Exhibit 1: Maintenance margin requirements increased sharply in March 2020 as CCPs raced to protect themselves against rapidly increasing volatility …
Exhibit 2: … which, in many cases, resulted in relative margin increases that were comparable to if not larger—in some cases much larger—than
the fall of 2008
Exhibit 3: The largest CCPs collected more than $230bn in initial margin over 1Q 2020 across asset classes, the bulk of which were related to CME-listed futures ...
Exhibit 4: … and for CME specifically initial margin calls were much larger relative to their history than variation margin
Exhibit 5: The rapid growth in gross exposure to Treasury securities among hedge funds came with a similar build-up in net short futures, both of which have been substantially but not wholly unwound
Exhibit 6: Allowing cross-margining of cash/futures basis positions would significantly reduce IM requirements and could allow for more stable and conservative minimums
 See also Enhancing the liquidity of the U.S. Treasury Market under stress, N. Liang & P. Parkinson, Brookings (December 2020)
 Though the maximum total variation margin call in 1Q 2020 was optically larger, it was also not particularly inconsistent with much lower volatility environments. The largest total initial margin call, by contrast, was significantly larger than any prior period covered by these disclosures.

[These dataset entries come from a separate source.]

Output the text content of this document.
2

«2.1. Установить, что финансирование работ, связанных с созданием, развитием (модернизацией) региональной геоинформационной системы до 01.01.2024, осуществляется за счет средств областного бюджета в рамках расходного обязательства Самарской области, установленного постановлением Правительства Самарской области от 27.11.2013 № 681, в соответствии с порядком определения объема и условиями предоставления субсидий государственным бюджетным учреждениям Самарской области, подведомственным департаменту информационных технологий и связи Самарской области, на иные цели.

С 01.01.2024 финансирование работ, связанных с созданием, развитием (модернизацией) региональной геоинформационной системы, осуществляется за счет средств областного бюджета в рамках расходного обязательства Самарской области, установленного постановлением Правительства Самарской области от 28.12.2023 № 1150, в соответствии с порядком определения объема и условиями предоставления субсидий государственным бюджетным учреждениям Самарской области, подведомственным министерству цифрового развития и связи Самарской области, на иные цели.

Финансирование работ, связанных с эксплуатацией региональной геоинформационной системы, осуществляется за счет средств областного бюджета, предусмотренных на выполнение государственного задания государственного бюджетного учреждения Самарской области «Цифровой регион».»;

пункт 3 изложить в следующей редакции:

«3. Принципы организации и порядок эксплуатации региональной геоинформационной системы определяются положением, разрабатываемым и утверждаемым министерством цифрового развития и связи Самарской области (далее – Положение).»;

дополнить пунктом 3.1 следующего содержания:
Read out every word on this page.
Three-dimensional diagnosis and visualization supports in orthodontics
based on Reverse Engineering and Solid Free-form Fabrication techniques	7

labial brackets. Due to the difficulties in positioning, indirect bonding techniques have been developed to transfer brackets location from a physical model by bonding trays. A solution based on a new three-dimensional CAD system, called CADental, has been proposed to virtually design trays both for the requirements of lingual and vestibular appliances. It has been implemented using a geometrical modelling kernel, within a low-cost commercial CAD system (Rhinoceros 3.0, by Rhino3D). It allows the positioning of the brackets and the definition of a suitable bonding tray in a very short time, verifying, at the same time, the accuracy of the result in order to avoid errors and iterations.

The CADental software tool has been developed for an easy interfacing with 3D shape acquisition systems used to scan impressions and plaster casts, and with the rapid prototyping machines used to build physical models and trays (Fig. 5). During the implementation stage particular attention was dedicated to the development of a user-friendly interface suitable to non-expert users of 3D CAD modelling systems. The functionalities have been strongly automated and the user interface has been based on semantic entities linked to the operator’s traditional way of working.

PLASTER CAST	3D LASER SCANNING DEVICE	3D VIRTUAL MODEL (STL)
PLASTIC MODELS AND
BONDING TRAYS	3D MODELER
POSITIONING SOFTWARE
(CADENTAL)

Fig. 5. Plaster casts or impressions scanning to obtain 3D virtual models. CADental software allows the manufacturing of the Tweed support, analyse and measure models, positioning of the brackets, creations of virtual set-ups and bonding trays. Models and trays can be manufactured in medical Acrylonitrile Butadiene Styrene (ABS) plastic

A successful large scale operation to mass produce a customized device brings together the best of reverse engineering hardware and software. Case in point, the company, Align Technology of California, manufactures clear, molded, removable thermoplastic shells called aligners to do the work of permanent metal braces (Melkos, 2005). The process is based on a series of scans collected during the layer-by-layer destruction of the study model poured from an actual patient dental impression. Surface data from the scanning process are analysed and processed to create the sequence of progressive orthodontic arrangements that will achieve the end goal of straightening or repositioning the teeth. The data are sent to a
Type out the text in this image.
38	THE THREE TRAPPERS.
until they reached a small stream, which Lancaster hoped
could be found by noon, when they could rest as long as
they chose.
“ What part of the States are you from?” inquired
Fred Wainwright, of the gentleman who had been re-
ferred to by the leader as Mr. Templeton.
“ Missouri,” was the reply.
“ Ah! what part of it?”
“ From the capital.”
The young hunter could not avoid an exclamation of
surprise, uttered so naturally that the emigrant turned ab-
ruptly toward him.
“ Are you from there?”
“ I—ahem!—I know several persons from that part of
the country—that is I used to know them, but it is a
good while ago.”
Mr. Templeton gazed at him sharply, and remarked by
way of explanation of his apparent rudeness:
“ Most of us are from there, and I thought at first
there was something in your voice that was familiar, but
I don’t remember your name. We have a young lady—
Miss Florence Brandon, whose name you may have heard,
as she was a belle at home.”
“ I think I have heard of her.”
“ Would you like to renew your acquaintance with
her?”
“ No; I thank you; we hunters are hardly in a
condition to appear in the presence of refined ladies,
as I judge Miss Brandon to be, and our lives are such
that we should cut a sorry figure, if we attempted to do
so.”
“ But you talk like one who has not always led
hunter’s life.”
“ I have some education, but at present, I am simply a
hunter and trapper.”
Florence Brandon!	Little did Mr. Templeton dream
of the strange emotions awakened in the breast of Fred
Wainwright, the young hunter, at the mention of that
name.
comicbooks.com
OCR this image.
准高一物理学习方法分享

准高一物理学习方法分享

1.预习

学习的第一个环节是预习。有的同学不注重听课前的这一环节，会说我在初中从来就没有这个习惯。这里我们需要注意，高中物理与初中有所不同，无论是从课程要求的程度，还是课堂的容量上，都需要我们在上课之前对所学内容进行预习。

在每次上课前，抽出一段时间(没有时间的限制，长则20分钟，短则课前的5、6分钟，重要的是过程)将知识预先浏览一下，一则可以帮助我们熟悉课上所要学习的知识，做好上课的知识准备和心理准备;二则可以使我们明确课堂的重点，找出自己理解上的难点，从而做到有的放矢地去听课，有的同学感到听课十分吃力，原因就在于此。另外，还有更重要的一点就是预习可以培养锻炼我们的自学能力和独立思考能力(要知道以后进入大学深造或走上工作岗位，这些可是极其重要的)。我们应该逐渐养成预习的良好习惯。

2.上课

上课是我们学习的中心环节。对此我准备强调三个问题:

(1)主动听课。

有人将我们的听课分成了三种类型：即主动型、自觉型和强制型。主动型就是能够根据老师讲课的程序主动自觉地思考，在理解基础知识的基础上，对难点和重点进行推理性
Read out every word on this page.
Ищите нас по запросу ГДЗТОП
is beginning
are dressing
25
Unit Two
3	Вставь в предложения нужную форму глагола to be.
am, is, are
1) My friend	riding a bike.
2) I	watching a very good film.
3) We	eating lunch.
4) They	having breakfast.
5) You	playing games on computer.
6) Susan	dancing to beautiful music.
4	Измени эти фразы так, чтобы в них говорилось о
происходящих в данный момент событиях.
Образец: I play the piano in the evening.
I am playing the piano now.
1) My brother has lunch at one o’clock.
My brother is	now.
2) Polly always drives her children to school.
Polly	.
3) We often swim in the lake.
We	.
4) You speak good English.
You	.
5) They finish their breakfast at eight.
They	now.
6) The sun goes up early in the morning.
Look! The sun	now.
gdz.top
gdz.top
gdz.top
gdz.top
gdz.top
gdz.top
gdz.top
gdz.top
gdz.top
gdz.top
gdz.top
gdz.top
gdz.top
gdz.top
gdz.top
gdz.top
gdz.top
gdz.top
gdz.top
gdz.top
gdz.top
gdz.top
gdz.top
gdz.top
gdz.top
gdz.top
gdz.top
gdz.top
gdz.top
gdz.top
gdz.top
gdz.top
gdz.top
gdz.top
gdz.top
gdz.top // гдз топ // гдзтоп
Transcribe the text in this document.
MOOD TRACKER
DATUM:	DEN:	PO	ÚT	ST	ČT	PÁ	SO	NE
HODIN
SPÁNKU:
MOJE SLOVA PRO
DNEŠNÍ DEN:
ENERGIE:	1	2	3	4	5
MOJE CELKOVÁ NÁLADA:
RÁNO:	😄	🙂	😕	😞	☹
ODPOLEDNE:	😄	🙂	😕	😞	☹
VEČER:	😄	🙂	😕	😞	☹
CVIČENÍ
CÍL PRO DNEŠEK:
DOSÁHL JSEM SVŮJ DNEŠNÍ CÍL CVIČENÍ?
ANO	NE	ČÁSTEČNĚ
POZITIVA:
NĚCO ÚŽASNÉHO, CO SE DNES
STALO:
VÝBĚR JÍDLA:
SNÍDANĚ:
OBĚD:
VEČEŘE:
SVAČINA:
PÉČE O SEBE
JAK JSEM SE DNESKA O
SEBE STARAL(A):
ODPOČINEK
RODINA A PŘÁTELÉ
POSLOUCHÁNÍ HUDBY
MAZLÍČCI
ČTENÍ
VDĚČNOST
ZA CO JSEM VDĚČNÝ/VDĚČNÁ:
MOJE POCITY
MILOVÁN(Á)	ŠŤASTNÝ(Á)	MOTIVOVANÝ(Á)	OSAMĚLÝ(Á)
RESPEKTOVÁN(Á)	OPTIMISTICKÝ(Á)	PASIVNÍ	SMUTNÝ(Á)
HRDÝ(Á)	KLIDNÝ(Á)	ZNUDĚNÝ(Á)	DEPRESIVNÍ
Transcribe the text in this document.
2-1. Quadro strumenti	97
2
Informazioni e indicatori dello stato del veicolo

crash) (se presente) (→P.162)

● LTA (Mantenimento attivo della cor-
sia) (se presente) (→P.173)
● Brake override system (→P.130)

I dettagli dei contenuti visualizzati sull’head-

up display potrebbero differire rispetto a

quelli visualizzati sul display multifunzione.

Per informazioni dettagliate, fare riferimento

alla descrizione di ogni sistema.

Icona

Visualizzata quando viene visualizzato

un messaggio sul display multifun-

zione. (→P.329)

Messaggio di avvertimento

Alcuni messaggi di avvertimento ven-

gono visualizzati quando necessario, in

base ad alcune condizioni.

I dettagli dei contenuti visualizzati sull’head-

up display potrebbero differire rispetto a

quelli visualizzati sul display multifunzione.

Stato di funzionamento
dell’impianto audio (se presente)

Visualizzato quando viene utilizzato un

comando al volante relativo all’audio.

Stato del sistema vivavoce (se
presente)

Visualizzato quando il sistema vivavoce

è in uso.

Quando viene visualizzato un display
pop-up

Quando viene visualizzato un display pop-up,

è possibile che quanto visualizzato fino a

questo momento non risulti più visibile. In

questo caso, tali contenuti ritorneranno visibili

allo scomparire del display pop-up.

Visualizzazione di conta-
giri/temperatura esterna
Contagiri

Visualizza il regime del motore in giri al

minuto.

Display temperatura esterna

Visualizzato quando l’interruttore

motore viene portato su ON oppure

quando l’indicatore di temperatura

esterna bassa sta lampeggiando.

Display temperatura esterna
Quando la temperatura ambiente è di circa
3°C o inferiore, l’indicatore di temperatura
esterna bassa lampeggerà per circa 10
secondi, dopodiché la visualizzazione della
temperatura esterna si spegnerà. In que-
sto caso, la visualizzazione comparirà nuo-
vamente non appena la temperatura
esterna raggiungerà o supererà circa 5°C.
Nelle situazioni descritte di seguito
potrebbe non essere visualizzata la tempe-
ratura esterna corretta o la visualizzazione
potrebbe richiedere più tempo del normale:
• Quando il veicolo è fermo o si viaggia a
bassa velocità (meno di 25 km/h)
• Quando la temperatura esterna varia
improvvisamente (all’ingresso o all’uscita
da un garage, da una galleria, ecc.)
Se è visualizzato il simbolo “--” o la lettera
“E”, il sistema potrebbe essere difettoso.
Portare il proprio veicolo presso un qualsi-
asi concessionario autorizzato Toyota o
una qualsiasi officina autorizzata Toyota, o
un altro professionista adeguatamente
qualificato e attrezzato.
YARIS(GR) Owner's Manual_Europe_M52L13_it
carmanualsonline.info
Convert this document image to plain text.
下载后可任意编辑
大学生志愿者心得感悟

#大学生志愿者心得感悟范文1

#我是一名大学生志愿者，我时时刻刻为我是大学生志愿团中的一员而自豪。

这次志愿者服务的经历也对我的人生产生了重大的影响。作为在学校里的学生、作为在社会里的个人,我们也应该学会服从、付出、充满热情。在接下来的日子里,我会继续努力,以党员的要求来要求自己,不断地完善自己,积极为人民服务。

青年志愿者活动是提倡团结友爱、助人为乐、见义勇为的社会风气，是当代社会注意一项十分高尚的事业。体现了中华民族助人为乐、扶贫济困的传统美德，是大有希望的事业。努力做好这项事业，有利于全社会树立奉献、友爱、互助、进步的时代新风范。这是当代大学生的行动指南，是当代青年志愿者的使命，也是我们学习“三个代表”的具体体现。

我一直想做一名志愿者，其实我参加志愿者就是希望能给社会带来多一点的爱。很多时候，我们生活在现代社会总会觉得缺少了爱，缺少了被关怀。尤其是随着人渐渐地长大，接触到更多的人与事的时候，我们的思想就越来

 Direct FICC membership remains largely limited to dealers and banks. Sponsored member has of course taken on an increasing share of the volume—typically $200-300bn per day, and higher around statement dates like year-end—which in principle means a significant fraction of turnover in repo markets is eligible for cross-margining against futures positions. However, some implementations could run into regulations requiring strict segregation of client and house funds, which treat FCM and sponsored margin differently.